Мишка лег на спину, разбросал руки, ноги и стал понемногу умирать…
Но ему помешали.
Послышались шаги, чьи-то голоса и разговор тети Аси с знакомым офицером Кондрат Григорьевичем.
– Только на одну минутку, – говорила тетя Ася, входя. – А потом я вас сейчас же выгоню.
– Настасья Петровна! Десять минут… Мы так с вами редко видимся, и то все на людях… Я с ума схожу.
Мишка, лежа за ширмами, похолодел. Офицер сходит с ума!.. Это должно быть ужасно. Когда сходят с ума, начинают прыгать по комнате, рвать книги, валяться по полу и кусать всех за ноги!
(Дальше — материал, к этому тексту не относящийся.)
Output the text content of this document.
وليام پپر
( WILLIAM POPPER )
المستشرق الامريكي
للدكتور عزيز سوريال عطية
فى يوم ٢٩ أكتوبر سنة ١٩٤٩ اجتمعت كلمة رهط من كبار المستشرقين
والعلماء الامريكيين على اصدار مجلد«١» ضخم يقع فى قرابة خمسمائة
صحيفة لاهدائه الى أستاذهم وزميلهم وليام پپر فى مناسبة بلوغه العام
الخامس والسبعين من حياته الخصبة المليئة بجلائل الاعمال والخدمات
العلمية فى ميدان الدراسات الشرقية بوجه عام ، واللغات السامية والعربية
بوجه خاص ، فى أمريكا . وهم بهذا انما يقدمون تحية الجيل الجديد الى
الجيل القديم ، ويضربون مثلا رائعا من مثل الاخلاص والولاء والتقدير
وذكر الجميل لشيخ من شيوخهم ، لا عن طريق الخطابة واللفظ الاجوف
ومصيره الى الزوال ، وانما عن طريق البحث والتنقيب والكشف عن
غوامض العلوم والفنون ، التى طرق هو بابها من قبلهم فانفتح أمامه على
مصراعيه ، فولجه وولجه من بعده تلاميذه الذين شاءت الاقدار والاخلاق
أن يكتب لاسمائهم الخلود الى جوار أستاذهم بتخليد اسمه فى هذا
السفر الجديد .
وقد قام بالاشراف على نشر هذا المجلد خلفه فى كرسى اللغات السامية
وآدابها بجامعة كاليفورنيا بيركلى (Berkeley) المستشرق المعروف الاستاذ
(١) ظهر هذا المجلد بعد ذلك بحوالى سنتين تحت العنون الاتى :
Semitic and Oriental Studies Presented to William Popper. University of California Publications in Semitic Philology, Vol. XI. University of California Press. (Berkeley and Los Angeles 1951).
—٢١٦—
Что, если сумасшедший найдет Мишку за ширмами?..
– Вы говорите вздор, Кондрат Григорьич, – совершенно спокойно, к Мишкиному удивлению, сказала тетя. – Не понимаю, почему вам сходить с ума?
– Ах, Настасья Петровна… Вы жестокая, злая женщина.
«Ого! – подумал Мишка. – Это она-то злая? Ты бы мою маму попробовал – она б тебе показала».
– Почему ж я злая? Вот уж этого я не нахожу.
– Не находите? А мучить, терзать человека – это вы находите?
«Как она там его терзает?»
Мишка не понимал этих слов, потому что в комнате все было спокойно: он не слышал ни возни, ни шума, ни стонов – этих необходимых спутников терзания.